İkinci olarak üzerinde durmamız gereken mesele ise gündelik hayatımızda yaptığımız ve aslında ibadet olabileceğini fark edemediğimiz davranışlarımızdır. Bu hususu Efendimiz’in (s.a.v), bizdendir, ehl-i beyttendir diyerek lütufta bulunduğu Selmân-ı Fârisî’den (r.a) nakledilen bir hadîs-i şerîf ile görelim.

Her fırsatta Müslümanların alay edecek bir açığını arayan müşriklerden biri, Selmân-ı Fârisî’ye (r.a) alaycı bir üslûpla, “Peygamberinizin size her şeyi, hatta abdest bozmayı bile öğrettiğini görüyorum.” demişti. Kendince küçümsüyordu bu durumu. Oysa Selmân-ı Farisî (r.a) rencide olmadı. Aksine bu alaycı tavra büyük bir ciddiyetle karşılık verdi: “Evet, O (a.s), büyük ve küçük abdest bozarken kıbleye doğru dönmemizi, sağ el ile taharetlenmemizi, taharet için neleri kullanıp kullanmamız gerektiğini dahi bizlere öğretmiştir.”

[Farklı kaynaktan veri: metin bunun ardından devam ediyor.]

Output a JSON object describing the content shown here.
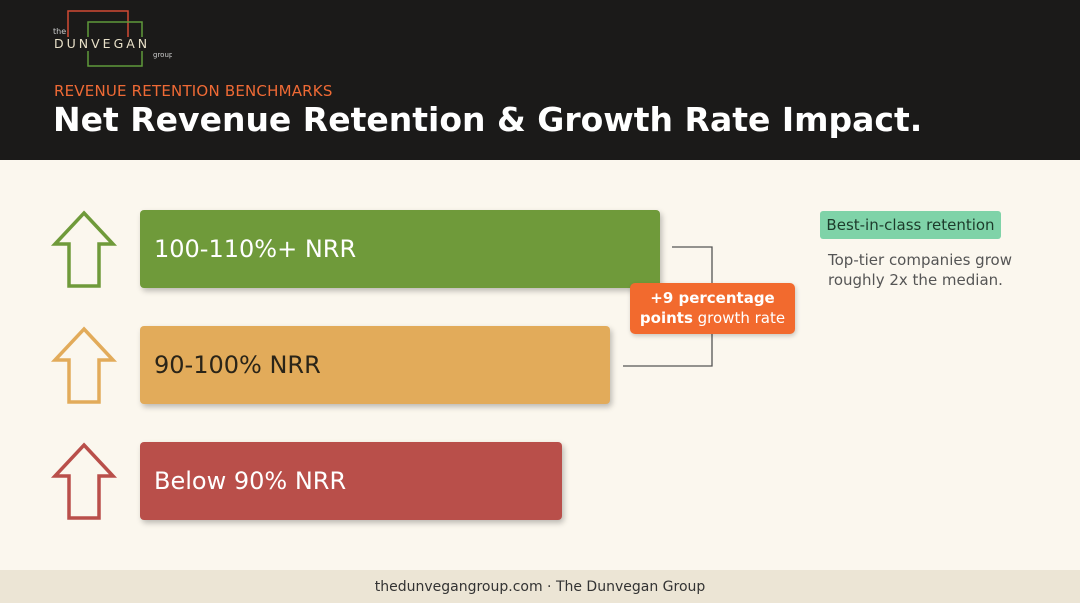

Bu kadar ayrıntılı bir şekilde bize hayatı nasıl yaşayacağımızı öğreten bir dine sahip olduğumuzu unutmamalıyız. Bu minvalde örneklerden birkaç tanesini zikredeceğiz

Sabah uyandığımızda “Bizi öldükten sonra dirilten Allah’a hamdolsun. Yeniden diriltip huzurunda toplayacak olan da O’dur” duası,

Aynaya baktığımızda “Allah’ım! Yaratılışımı güzelleştirdiğin gibi ahlakımı da güzelleştir.” duası,

Evden çıkarken yapılacak dua “Allah’ım senin adınla çıkıyorum, sana güveniyorum. Allah’ım sapmaktan, saptırılmaktan, ayağımın kaymasından ve başkasının ayağını kaydırmaktan, haksızlık yapmaktan, haksızlığa uğramaktan, cahilce davranmaktan ve cahillerin davranışlarına muhatap olmaktan Sana sığınırım.” duası, Bir mekâna girip çıkarken selam vermemiz ve ahlaka münasip davranmamız gibi gün boyu bu şekildeki gündelik-basit davranışları daha dikkatli ve şuurlu şekilde yaparsak Rabbimizi tanıyıp hakiki kulluk vazifemizi yerine getirme yolunda birkaç adım atabileceğimizi unutmayalım.


[1] Zâriyât, 51/56

[2] İbadetlerimizin ilmi birikimimiz ile önem kazanacağına dair şu hadis-i şerif zikredilebilir:

Bir defasında sahabe-i kirâm, Rasûlullah (s.a.v) Efendimiz’e:

−Yâ Rasûlallah! Amellerin hangisi daha faziletlidir? diye sordular. O da:

−Allah’ı bilmektir! buyurdu.

−Hangi amel mertebeyi artırır?” diye sordular. Yine:

−Allah’ı bilmek! buyurdu. Bunun üzerine:

−Yâ Rasûlallah! Biz amelden soruyoruz, Siz ilimden cevap veriyorsunuz!” dediklerinde Rasûlullah (s.a.v):

−Allah’ı bilerek yapılan az amel bile fayda verir. Fakat cehâletle yapılan çok amel bile fayda sağlamaz! buyurdular.